You were still getting used to all your new bells and whistles, but Tucker wasn't deterred. "Can you do that again?" he had asked, smile dripping from every word. "Like, to the yellow guy or something?"

"I guess," your new status as God made you feel pretty good, actually. You didn't mind smitting a couple more. However, you hadn't even noticed your audience. Suddenly, you felt uncomfortable. "I'm not really sure."

You had wiggled your way out of his hold with the perfectly timed excuse to peer over the edge of the temple with Caboose.

This became sort of routine until eventually Tucker gave you your personal space back. And by then, you had another shiny-new artificial body and other troubles to worry about. Recursion happens, you started to pick up the pieces that Alpha left behind.

Alpha had a lot of problems. You've been in plenty of people's heads to figure that he had a lot more than he knew what to do with. So, he didn't deal with them at all. That just made things worse, which made it all more harder for you to fix things. The more you were you, the more you wanted to be better than your past self.

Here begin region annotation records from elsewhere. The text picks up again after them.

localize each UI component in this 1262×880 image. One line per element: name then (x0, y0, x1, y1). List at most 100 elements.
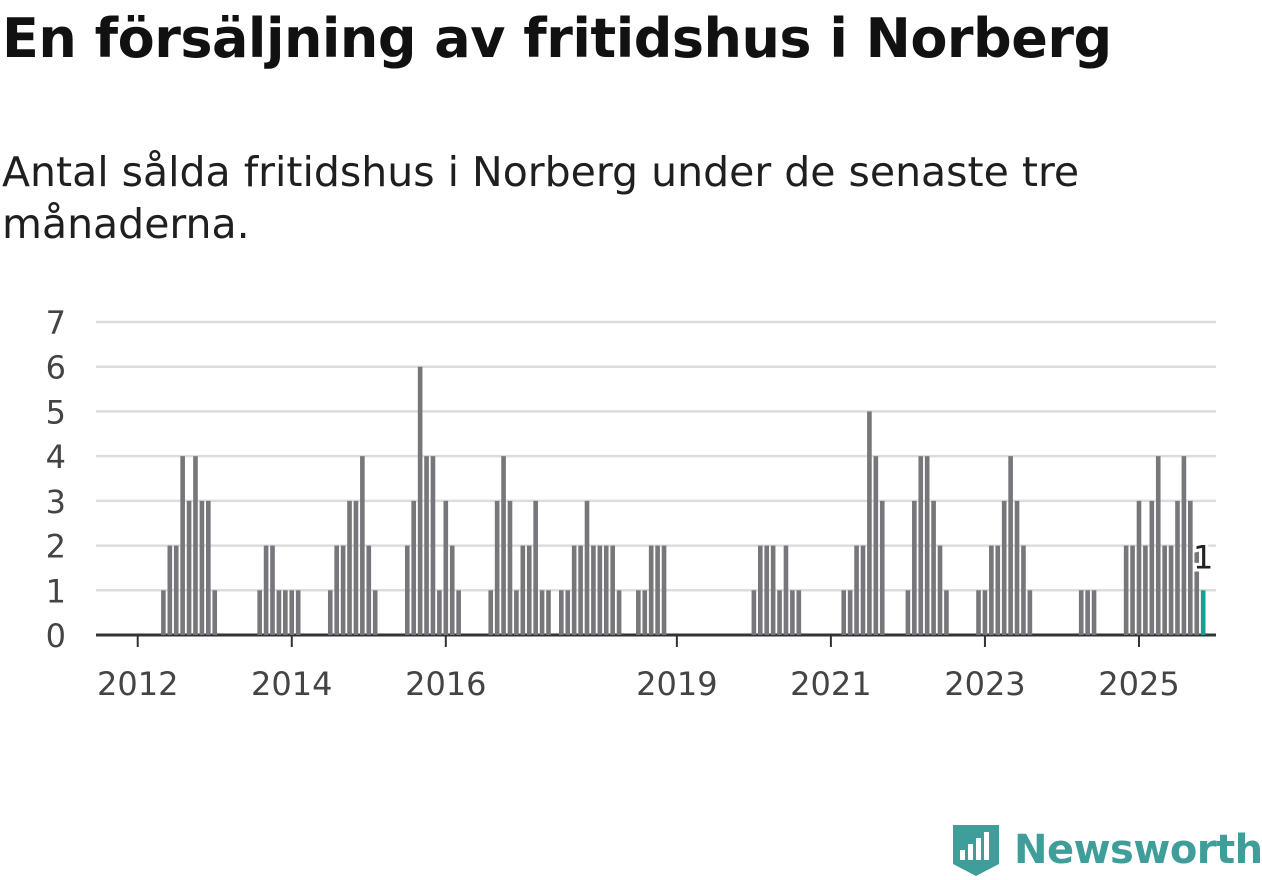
bar (1168, 545, 1174, 635)
bar (770, 545, 776, 635)
bar (655, 545, 660, 635)
bar (514, 590, 519, 635)
bar (944, 590, 949, 635)
bar (584, 500, 590, 635)
bar (340, 545, 346, 635)
bar (1085, 590, 1090, 635)
bar (995, 545, 1001, 635)
bar (1175, 500, 1180, 635)
bar (327, 590, 333, 635)
bar (372, 590, 378, 635)
x-tick-label: 2019 (636, 665, 717, 703)
bar (751, 590, 757, 635)
bar (571, 545, 577, 635)
bar (167, 545, 173, 635)
bar (1130, 545, 1135, 635)
bar (1200, 590, 1206, 635)
newsworthy-logo-icon (953, 825, 999, 876)
bar (757, 545, 763, 635)
bar (186, 500, 192, 635)
y-tick-label: 2 (46, 528, 66, 566)
last-value-label: 1 (1193, 538, 1213, 576)
bar (257, 590, 262, 635)
bar (918, 456, 924, 635)
bar (777, 590, 782, 635)
brand-name: Newsworthy (1014, 827, 1262, 873)
bar (597, 545, 603, 635)
bar (180, 456, 185, 635)
bar (366, 545, 372, 635)
bar (1001, 500, 1007, 635)
bar (790, 590, 795, 635)
bar (661, 545, 667, 635)
bar (867, 411, 872, 635)
x-axis-labels: 2012 2014 2016 2019 2021 2023 2025 (97, 635, 1180, 703)
bars (161, 366, 1206, 635)
bar (199, 500, 205, 635)
x-tick-label: 2021 (790, 665, 871, 703)
bar (591, 545, 596, 635)
bar (360, 456, 365, 635)
bar (796, 590, 802, 635)
bar (873, 456, 879, 635)
y-tick-label: 5 (46, 393, 66, 431)
bar (565, 590, 571, 635)
bar (161, 590, 166, 635)
bar (334, 545, 339, 635)
bar (924, 456, 930, 635)
bar (539, 590, 545, 635)
x-tick-label: 2023 (944, 665, 1025, 703)
bar (912, 500, 917, 635)
y-tick-label: 0 (46, 617, 66, 655)
bar (1149, 500, 1155, 635)
bar (404, 545, 410, 635)
bar (417, 366, 423, 635)
bar (989, 545, 994, 635)
bar (616, 590, 622, 635)
bar (1181, 456, 1187, 635)
bar (437, 590, 442, 635)
bar (283, 590, 288, 635)
bar (636, 590, 641, 635)
bar (526, 545, 532, 635)
x-tick-label: 2014 (251, 665, 332, 703)
bar (520, 545, 526, 635)
bar (263, 545, 269, 635)
gridlines (96, 320, 1216, 637)
bar (603, 545, 609, 635)
bar (276, 590, 282, 635)
bar (507, 500, 513, 635)
bar (1155, 456, 1161, 635)
bar (295, 590, 301, 635)
bar (610, 545, 615, 635)
x-tick-label: 2016 (405, 665, 486, 703)
bar (879, 500, 885, 635)
bar (173, 545, 179, 635)
bar (270, 545, 275, 635)
bar (559, 590, 564, 635)
newsworthy-logo[interactable]: Newsworthy (950, 820, 1262, 880)
bar (578, 545, 583, 635)
bar (1021, 545, 1026, 635)
bar (642, 590, 648, 635)
bar (456, 590, 461, 635)
bar (533, 500, 538, 635)
bar (847, 590, 853, 635)
bar (430, 456, 436, 635)
y-tick-label: 6 (46, 349, 66, 387)
x-tick-label: 2012 (97, 665, 178, 703)
y-tick-label: 7 (46, 304, 66, 342)
bar (1091, 590, 1097, 635)
annotation: 1 (1190, 535, 1216, 579)
bar (854, 545, 859, 635)
bar (443, 500, 449, 635)
bar (905, 590, 911, 635)
bar-chart: 0 1 2 3 4 5 6 7 2012 2014 2016 2019 2021 2023 2025 1 (46, 304, 1217, 703)
y-axis-labels: 0 1 2 3 4 5 6 7 (46, 304, 66, 655)
chart-subtitle: Antal sålda fritidshus i Norberg under d… (2, 148, 1080, 248)
bar (1188, 500, 1193, 635)
bar (1078, 590, 1084, 635)
bar (1143, 545, 1148, 635)
bar (1027, 590, 1033, 635)
x-tick-label: 2025 (1098, 665, 1179, 703)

The Tucker problem, however, was more so pushed to the side. Think about it, Church. You really did kill him. You had planted something deep within him—cultivated it. You didn't know who you were, he didn't either, but while you spent all that time defining yourself, he was left to catch up.

And he never really did, did he?

You've been in Tucker's mind before. You had tried not to snoop, neat little shelves not yours for the peeking—but in that moment, when his entire existence intertwined with yous, your physical foundation rooted down into his very core, for a moment, those shelves had been yours.

And you felt it then, the pure frustration and anxiety overflowing all at once. The memory that wasn't yours but is now embedded into your brain forever because you're him now too, just a little bit.

"All I wanna do is stand around and talk to my friend," his memory echoed. And friend had never tasted so bitter on your—his—tongue. Friend and leader and abandonment become synonymous with Church. Just like how Church was to Alpha and Epsilon—he saw the clear differences. He didn't want to admit the Church he knew was gone.

You were so caught up in following the plan, not poking around where shouldn't, that you didn't even notice what he was going through. You didn't get comfortable; his vitals were never accessed. You were too busy failing step two.

Then he got stabbed, but that was a different story.

You analyzed the data and hundreds more, over-examining until you convinced yourself that you were just wasting precious time. You knew the results, knew you were at fault. What more was there to it?

You knew he had been booked for surgery but never pried as to what for. Again with the procrastination. Your search had told you that surgery was bad for the disease. Trying to cut the physical feeling out didn't always work. The result may lead to a quicker demise.

Guess that's what happened to Tucker.

You spent the remaining dregs of your nanoseconds thinking about how many hours Tucker must have spent bent over the toilet bowl; hacking up petal after petal. You wondered how long it took them to eventually be replaced with whole flowers. How many flowers did it take before he made the appointment that ended his life?

You wondered—was it too late? Or were you so interwoven within him that cutting you out was the worst possible choice to have made? How much had it hurt? You couldn't imagine it; the suffering of restrained lungs, a heart encaged, beating out as the flowers bloomed and the tendrils grew piercing thorns.

How much did you ruin him?

Even through your search, there were so many things you couldn't grasp. But it was too late. Tucker was gone and time was up. As you return to the mortal realm, just remember: there wasn't anything that you could have done, Church.